Para Bodê, entrevistados curitibanos encontraram um objeto concreto para representar o medo abstrato que sentem da cidade: os espaços públicos lugares que metade considera deixados ao deus-dará. "As pessoas relacionam a rua com o perigo porque esses lugares abertos não lhes são familiares. Não se reconhecem neles porque deixaram de ser espaços de convivência", ilustra Bodê com uma crítica à queima-roupa: o primeiro impulso da população é exigir mais policiamento, como se aumento na vigilância fosse resolver o problema. Medidas policialescas e tolerância zero não são sinônimo de segurança", comenta.
"Vulnerabilidade." Para a psicóloga clínica Patrícia Guillon, professora da Pontifícia Universidade Católica do Paraná (PUCPR), esse é o sentimento que melhor traduz a pesquisa. As pessoas, diz, se sentem fragilizadas e não sabem como cuidar do espaço em que vivem principalmente se estão pautadas apenas pelo noticiário. "O medo é um sinal de que algo está nos ameaçando. O agravante no caso das cidades é se sentir impossibilitado de reagir. O medo é evolutivo. Aumenta à medida em que não se sabe o que fazer."

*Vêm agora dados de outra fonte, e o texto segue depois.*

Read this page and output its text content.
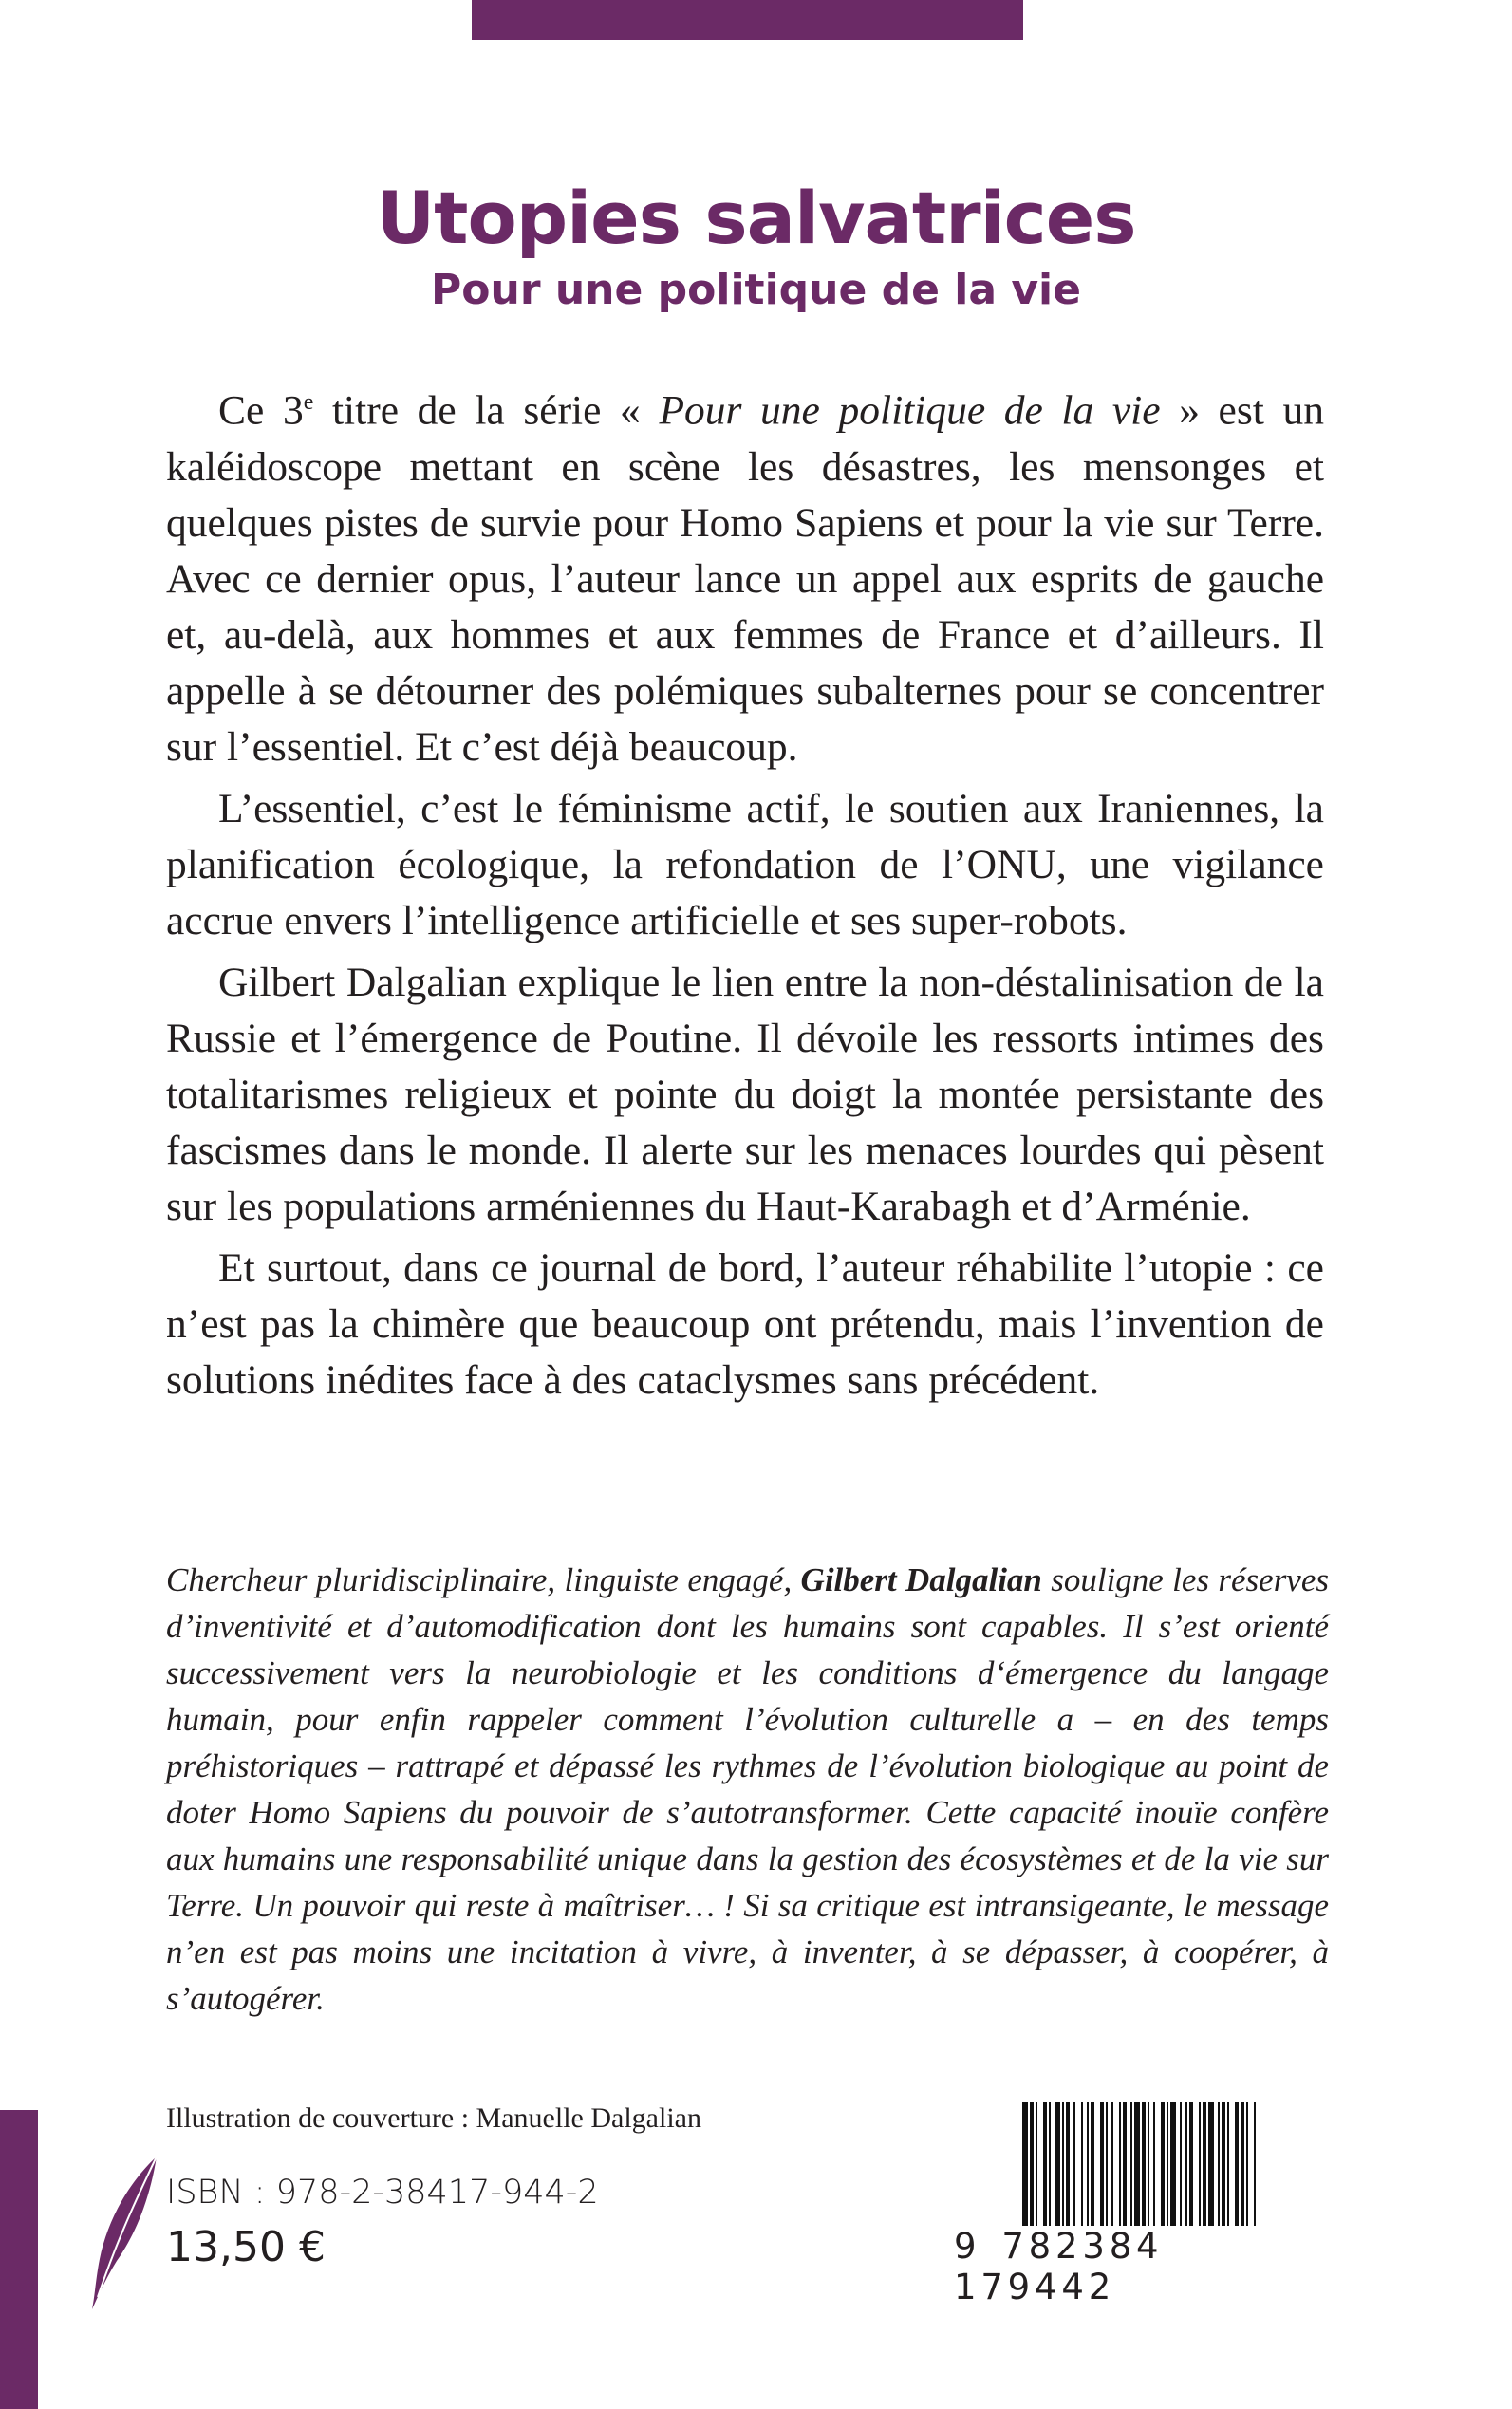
Utopies salvatrices
Pour une politique de la vie

Ce 3e titre de la série « Pour une politique de la vie » est un kaléidoscope mettant en scène les désastres, les mensonges et quelques pistes de survie pour Homo Sapiens et pour la vie sur Terre. Avec ce dernier opus, l’auteur lance un appel aux esprits de gauche et, au-delà, aux hommes et aux femmes de France et d’ailleurs. Il appelle à se détourner des polémiques subalternes pour se concentrer sur l’essentiel. Et c’est déjà beaucoup.

L’essentiel, c’est le féminisme actif, le soutien aux Iraniennes, la planification écologique, la refondation de l’ONU, une vigilance accrue envers l’intelligence artificielle et ses super-robots.

Gilbert Dalgalian explique le lien entre la non-déstalinisation de la Russie et l’émergence de Poutine. Il dévoile les ressorts intimes des totalitarismes religieux et pointe du doigt la montée persistante des fascismes dans le monde. Il alerte sur les menaces lourdes qui pèsent sur les populations arméniennes du Haut-Karabagh et d’Arménie.

Et surtout, dans ce journal de bord, l’auteur réhabilite l’utopie : ce n’est pas la chimère que beaucoup ont prétendu, mais l’invention de solutions inédites face à des cataclysmes sans précédent.

Chercheur pluridisciplinaire, linguiste engagé, Gilbert Dalgalian souligne les réserves d’inventivité et d’automodification dont les humains sont capables. Il s’est orienté successivement vers la neurobiologie et les conditions d‘émergence du langage humain, pour enfin rappeler comment l’évolution culturelle a – en des temps préhistoriques – rattrapé et dépassé les rythmes de l’évolution biologique au point de doter Homo Sapiens du pouvoir de s’autotransformer. Cette capacité inouïe confère aux humains une responsabilité unique dans la gestion des écosystèmes et de la vie sur Terre. Un pouvoir qui reste à maîtriser… ! Si sa critique est intransigeante, le message n’en est pas moins une incitation à vivre, à inventer, à se dépasser, à coopérer, à s’autogérer.

Illustration de couverture : Manuelle Dalgalian

ISBN : 978-2-38417-944-2

13,50 €	9 782384179442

Para transitar sem neuras pela cidade, Patrícia aconselha um exercício simples: relativizar em vez de generalizar; informar-se para conseguir separar o que é realidade e o que é fantasia; não abrir mão de viver, à revelia de não se sentir exatamente no melhor dos mundos; tomar os cuidados mínimos. Palavra de profissional quase um conselho de mãe.